The other three sides, the east side, the north side and the south side have great recessed niches with entrances, and those great recessed niches are what are really coming out of the Central Asian tradition. Well, obviously many people who would visit the tomb even in the Mughal time were coming in from what was then the Grand Trunk Road from the great sarai that was near it. The Mughals themselves would have come in through the river entrance, which of course now has shifted far away and there are train tracks there now today. So you have to again know the context to understand how it really would have been imagined and seen.

 

S: It would be good to understand better how the tomb complex functioned

CA: It is difficult to know exactly how everything  at the Humayun’s tomb was used.

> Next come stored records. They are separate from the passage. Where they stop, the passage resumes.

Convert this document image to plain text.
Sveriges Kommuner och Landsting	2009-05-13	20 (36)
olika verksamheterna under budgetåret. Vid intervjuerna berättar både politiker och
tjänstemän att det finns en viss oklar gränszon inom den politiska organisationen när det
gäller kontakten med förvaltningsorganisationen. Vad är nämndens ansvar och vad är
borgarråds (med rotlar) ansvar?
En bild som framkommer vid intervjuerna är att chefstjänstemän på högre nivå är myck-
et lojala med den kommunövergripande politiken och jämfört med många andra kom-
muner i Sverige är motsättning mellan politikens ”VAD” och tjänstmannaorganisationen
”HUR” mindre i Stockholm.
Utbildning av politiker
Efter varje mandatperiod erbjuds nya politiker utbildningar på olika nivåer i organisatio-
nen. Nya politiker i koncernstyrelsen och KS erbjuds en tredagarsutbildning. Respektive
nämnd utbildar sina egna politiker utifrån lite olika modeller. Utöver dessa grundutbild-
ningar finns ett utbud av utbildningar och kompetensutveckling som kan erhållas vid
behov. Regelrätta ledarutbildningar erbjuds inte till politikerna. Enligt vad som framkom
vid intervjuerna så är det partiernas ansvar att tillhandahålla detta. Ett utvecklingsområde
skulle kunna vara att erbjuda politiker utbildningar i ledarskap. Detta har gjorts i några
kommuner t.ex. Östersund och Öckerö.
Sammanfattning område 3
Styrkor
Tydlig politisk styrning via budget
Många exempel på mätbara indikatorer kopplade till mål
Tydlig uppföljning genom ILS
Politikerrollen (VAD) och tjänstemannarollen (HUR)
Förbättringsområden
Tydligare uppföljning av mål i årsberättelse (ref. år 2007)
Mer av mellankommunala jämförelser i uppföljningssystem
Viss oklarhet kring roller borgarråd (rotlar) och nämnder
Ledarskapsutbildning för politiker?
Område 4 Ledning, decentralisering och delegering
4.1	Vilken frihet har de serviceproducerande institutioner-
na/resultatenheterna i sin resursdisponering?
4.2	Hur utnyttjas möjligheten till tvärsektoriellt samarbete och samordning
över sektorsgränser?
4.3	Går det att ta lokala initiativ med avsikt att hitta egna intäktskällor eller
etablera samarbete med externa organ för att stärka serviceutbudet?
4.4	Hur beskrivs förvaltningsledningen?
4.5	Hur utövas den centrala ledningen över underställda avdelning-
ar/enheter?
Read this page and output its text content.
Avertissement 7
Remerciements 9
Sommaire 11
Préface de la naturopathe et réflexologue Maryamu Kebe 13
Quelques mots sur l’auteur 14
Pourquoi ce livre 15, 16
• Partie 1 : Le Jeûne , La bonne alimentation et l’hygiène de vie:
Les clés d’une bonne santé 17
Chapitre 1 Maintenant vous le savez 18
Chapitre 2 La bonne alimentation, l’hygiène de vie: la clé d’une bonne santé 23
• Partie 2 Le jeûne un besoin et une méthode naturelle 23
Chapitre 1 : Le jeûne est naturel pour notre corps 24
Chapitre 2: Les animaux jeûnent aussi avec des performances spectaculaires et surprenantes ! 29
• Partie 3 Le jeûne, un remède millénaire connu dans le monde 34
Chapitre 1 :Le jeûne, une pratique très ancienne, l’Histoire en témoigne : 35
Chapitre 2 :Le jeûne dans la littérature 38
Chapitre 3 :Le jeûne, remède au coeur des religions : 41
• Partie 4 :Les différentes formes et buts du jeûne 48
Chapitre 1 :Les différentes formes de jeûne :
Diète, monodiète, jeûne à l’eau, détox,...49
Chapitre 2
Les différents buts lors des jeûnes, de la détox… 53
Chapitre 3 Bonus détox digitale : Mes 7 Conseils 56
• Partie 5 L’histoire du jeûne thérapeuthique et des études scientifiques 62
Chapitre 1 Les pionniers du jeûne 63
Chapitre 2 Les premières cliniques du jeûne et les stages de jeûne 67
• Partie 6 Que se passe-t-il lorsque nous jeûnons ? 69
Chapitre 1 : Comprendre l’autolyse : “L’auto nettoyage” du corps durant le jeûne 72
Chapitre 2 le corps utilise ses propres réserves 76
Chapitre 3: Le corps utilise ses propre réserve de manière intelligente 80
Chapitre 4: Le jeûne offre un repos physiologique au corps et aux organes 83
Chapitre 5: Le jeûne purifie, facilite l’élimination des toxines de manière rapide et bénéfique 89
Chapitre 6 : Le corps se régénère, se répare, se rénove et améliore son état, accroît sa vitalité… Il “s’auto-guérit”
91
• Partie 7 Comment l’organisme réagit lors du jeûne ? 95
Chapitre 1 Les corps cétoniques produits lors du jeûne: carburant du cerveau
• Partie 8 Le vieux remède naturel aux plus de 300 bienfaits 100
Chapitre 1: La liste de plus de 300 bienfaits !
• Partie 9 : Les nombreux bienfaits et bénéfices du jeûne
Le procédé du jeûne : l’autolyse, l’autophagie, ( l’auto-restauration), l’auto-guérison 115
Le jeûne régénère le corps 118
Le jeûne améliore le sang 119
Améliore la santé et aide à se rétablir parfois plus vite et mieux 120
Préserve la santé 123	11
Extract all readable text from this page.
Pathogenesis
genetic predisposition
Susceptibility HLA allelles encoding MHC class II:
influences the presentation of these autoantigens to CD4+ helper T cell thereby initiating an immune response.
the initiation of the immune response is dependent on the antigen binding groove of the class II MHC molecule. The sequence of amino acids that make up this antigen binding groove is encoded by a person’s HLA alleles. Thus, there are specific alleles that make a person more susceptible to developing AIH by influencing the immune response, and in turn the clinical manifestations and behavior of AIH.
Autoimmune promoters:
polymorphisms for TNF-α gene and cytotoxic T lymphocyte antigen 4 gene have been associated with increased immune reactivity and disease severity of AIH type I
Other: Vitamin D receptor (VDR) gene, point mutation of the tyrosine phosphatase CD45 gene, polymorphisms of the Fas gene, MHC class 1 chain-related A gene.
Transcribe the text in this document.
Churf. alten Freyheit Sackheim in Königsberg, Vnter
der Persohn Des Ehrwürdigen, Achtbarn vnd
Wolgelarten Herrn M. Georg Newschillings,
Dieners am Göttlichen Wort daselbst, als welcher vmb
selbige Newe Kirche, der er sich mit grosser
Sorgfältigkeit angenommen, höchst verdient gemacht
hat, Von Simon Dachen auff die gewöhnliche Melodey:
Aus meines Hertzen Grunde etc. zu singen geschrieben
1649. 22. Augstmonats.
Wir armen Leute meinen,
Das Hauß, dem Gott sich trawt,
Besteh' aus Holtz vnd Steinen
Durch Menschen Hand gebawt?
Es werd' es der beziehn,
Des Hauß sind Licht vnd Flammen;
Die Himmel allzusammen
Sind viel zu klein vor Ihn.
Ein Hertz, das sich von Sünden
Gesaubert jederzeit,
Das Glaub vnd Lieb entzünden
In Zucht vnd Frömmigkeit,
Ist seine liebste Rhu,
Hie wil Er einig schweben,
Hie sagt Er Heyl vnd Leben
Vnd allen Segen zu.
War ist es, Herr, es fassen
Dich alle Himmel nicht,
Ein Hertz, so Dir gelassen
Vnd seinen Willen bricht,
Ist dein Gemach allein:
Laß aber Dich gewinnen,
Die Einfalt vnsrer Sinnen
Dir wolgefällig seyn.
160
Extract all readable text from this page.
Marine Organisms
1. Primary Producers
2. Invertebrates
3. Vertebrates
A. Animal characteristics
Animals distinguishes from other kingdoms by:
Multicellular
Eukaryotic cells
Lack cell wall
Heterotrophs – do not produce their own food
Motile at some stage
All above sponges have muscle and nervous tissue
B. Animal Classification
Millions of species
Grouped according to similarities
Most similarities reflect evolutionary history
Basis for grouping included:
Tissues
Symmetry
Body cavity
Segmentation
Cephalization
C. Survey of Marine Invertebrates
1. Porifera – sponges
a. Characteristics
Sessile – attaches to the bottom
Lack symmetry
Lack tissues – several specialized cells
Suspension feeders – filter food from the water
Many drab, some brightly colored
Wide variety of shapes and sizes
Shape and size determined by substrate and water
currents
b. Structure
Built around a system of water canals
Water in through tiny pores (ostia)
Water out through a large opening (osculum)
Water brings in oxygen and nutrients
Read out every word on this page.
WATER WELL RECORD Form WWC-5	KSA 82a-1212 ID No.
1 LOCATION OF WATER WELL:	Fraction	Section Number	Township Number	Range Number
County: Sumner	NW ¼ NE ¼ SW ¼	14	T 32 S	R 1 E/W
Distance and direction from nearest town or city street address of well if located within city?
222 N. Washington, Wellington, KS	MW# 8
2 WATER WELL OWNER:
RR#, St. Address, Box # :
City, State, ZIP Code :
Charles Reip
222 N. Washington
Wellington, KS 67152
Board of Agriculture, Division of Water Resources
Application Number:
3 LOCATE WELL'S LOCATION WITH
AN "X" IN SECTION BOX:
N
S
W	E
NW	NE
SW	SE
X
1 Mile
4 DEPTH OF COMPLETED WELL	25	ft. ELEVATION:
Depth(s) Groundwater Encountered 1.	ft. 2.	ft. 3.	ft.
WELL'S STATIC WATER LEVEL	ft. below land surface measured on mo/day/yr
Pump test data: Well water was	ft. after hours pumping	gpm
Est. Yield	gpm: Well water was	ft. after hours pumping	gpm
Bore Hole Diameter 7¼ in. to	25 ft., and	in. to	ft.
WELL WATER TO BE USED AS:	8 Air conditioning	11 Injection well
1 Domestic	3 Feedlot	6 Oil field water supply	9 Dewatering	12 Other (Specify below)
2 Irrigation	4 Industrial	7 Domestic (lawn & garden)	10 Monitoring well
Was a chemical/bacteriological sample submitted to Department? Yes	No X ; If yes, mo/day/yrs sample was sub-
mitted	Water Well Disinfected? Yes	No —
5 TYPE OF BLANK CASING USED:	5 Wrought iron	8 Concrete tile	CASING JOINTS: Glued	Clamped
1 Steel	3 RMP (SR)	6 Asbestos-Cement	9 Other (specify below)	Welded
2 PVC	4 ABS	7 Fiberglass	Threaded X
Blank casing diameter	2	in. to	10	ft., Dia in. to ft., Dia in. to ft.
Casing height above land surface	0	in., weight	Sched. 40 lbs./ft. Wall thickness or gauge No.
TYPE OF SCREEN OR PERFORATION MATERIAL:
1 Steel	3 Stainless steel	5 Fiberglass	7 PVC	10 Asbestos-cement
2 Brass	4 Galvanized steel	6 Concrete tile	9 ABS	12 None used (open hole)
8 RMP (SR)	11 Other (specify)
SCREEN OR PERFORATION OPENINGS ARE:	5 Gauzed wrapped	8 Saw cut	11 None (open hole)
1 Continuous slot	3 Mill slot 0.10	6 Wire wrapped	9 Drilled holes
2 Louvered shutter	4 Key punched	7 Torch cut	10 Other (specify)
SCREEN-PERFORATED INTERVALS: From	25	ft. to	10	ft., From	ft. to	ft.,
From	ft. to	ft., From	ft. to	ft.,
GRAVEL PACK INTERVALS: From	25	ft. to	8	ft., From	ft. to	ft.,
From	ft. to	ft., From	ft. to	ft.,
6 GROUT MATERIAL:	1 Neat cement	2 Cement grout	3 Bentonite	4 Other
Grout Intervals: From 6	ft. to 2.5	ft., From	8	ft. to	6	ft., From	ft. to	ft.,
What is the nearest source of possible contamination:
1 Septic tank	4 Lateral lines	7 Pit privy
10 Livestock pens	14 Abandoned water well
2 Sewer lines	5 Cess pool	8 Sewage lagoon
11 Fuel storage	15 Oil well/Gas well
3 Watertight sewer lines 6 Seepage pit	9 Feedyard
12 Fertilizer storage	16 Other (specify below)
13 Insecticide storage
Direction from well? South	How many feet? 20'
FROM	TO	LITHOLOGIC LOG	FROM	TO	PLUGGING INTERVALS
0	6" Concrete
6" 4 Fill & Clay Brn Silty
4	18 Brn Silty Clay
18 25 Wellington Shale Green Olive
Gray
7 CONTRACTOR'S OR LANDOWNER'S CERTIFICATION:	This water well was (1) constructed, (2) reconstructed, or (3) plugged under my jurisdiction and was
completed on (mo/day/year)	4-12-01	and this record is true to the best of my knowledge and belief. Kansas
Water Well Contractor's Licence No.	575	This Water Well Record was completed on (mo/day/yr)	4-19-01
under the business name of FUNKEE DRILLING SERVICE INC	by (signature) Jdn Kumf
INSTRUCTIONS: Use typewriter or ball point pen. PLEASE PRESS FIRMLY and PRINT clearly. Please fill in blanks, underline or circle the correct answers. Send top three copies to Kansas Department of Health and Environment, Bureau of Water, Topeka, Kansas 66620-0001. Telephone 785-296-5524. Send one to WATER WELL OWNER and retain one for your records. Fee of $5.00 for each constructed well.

The garden certainly would have been very beautiful. You would have seen them from the plinth below. We have Mughal paintings that suggest that people enjoyed gatherings in gardens. Very possibly this happened at Humayun’s tomb. Probably for the Urs that is the annual commemoration of Humayun’s death. There would have been many celebrations. It would have involved music, probably the precursor of what we call qawwali today. We know that there would have been a 24-hour recitation of the Quran. They probably would have gone on in those many arched cells that are in the bottom part of the plinth. We don’t have texts that tell us this but we know this is how later tombs were used so we can imagine that this is what happened at Humayun’s tomb as well. The entrance gates would have had room for people to gather. They could have been cooled by the water tumbling down or the water shoots. Those water shoots are carved with a zig-zag pattern which makes the water look like it is rushing faster than it really is. So visually you would have felt like you were almost near a waterfall. This was an attempt to recreate the natural waterfalls that would be found in the mountains of Central Asia, when the snow that was melting was rushing down, or even let’s say in Kashmir, when in the gardens of Kashmir when snow melts and turns into rushing water from the natural streams. Certainly during the Urs the tomb would be circumambulated. It is impossible to know at this point whether the general public was allowed to come in and participate in these events or whether it was limited to a certain level of the nobility—we really don’t know that. But the tomb would be used of course, as the Mughals shifted their capital from Delhi almost immediately by the time the tomb was finished, and didn’t return to Delhi as residents until the middle of the 17th century. It probably was visited sporadically by the elite. But we know that it was maintained and I am sure that those who were in charge of Delhi, the governors of Delhi were probably using the tomb in some manner. It is hard to believe that it was not actually used, given its location, by the tomb of Nizamuddin Auliya, and by the huge sarai and right off a place that linked Agra to Delhi to Lahore along with other important cities in the Mughal empire.